Understanding the Fall of the Rupee
The rupee's exchange rate recently fell below ₹90 a dollar, raising questions about the reasons behind the fall, its implications for the Indian economy, and whether this should be a cause for alarm.
Reasons for the Rupee's Fall
- Negative fundamentals: Increased trade deficit, higher current account deficit, and negative foreign portfolio investments (FPIs).
- Forex reserves decline.
- Tariff-related expectations regarding an India-U.S. trade deal that hasn’t materialized.
- Limited intervention by the Reserve Bank of India (RBI) to manage forex market volatility.
- Ongoing portfolio outflows increasing the demand for dollars.
- Higher import growth compared to export growth.
- Uncertain tariff agreements impacting investor sentiment.
Does a Falling Rupee Indicate Economic Weakness?

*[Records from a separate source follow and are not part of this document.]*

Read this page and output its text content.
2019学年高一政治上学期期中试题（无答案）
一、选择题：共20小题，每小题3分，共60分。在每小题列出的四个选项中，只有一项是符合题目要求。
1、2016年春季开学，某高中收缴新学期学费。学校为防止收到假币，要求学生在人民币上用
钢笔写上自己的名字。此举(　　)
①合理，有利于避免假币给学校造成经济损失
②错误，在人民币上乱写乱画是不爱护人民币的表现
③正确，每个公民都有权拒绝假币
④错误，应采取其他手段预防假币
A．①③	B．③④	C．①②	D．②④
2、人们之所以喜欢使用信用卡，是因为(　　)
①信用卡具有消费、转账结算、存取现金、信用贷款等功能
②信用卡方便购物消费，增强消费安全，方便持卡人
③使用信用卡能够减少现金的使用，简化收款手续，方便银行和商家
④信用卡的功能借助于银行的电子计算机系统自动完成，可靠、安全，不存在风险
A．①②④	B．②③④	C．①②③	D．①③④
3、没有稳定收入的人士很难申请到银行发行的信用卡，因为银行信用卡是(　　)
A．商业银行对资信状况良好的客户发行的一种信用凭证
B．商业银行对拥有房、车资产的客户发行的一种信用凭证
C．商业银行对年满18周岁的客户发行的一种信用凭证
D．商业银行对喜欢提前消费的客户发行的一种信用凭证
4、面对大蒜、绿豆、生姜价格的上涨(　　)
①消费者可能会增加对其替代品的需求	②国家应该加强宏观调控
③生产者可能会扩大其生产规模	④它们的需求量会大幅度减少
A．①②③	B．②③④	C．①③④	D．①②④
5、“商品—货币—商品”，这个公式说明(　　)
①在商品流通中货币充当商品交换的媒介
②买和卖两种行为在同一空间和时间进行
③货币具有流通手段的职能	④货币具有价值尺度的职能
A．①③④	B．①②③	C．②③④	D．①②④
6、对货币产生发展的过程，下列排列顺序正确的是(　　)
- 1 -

- No correlation with economic weakness.
- Robust GDP growth and performance.
- Strong balance of payments and adequate forex reserves covering 11 months of imports.

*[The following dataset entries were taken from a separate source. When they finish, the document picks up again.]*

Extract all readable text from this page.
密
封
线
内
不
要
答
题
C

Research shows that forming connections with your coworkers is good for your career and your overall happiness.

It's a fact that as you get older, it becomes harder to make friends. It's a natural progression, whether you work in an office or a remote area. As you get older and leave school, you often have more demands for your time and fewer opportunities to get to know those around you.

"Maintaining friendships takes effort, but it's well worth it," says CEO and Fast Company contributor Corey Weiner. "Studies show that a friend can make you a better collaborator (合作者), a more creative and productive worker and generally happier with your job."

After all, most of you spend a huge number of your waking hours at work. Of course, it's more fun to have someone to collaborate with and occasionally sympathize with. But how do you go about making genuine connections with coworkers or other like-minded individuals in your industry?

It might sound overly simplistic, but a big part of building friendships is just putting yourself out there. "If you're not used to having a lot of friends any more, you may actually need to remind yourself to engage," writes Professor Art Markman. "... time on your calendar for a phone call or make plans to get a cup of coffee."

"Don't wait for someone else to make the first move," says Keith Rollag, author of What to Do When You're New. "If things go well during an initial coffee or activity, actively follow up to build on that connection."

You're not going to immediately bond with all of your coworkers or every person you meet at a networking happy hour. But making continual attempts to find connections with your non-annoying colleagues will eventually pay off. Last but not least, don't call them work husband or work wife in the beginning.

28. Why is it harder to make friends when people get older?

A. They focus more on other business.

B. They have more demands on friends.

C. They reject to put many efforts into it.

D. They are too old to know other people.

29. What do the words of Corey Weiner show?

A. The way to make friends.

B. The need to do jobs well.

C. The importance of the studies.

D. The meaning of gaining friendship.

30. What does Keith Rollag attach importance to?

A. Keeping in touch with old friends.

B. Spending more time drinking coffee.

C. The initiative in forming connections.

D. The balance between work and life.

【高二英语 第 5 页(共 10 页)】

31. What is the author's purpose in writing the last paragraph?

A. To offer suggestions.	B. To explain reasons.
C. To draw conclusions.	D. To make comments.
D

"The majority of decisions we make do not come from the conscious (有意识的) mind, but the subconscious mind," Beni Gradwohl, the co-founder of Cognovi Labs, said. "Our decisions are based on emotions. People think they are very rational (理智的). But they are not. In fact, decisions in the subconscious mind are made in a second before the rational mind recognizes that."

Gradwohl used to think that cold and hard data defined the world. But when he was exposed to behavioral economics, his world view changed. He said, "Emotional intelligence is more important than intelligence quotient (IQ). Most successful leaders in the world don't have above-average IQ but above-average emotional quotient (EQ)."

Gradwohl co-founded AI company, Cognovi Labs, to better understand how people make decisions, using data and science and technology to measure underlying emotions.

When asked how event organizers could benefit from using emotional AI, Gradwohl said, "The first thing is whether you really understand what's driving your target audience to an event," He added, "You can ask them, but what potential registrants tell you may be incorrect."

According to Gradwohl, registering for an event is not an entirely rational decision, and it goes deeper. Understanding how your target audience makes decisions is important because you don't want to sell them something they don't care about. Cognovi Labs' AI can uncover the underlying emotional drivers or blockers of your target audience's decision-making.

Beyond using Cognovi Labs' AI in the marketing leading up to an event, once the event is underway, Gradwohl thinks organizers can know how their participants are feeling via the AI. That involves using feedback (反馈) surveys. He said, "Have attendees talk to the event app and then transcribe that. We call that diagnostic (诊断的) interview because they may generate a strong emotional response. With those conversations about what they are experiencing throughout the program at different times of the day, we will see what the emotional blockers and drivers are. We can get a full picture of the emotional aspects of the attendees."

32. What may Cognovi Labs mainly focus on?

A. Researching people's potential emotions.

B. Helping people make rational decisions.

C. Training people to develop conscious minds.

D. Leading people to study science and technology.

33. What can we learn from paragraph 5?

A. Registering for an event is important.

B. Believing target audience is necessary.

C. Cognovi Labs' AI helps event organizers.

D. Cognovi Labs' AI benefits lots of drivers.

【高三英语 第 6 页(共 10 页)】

- Economy’s fundamentals remain strong with robust growth, benign inflation, and fiscal consolidation.
Potential Benefits of a Falling Rupee
- Theoretical benefits include enhanced competitiveness for exports.
- Depreciation may offer a price advantage against high tariffs.
- Limited inflation impact due to low CPI components' dependency on imports.
- Exporters benefit through better realizations and may offer higher employee bonuses, boosting consumption.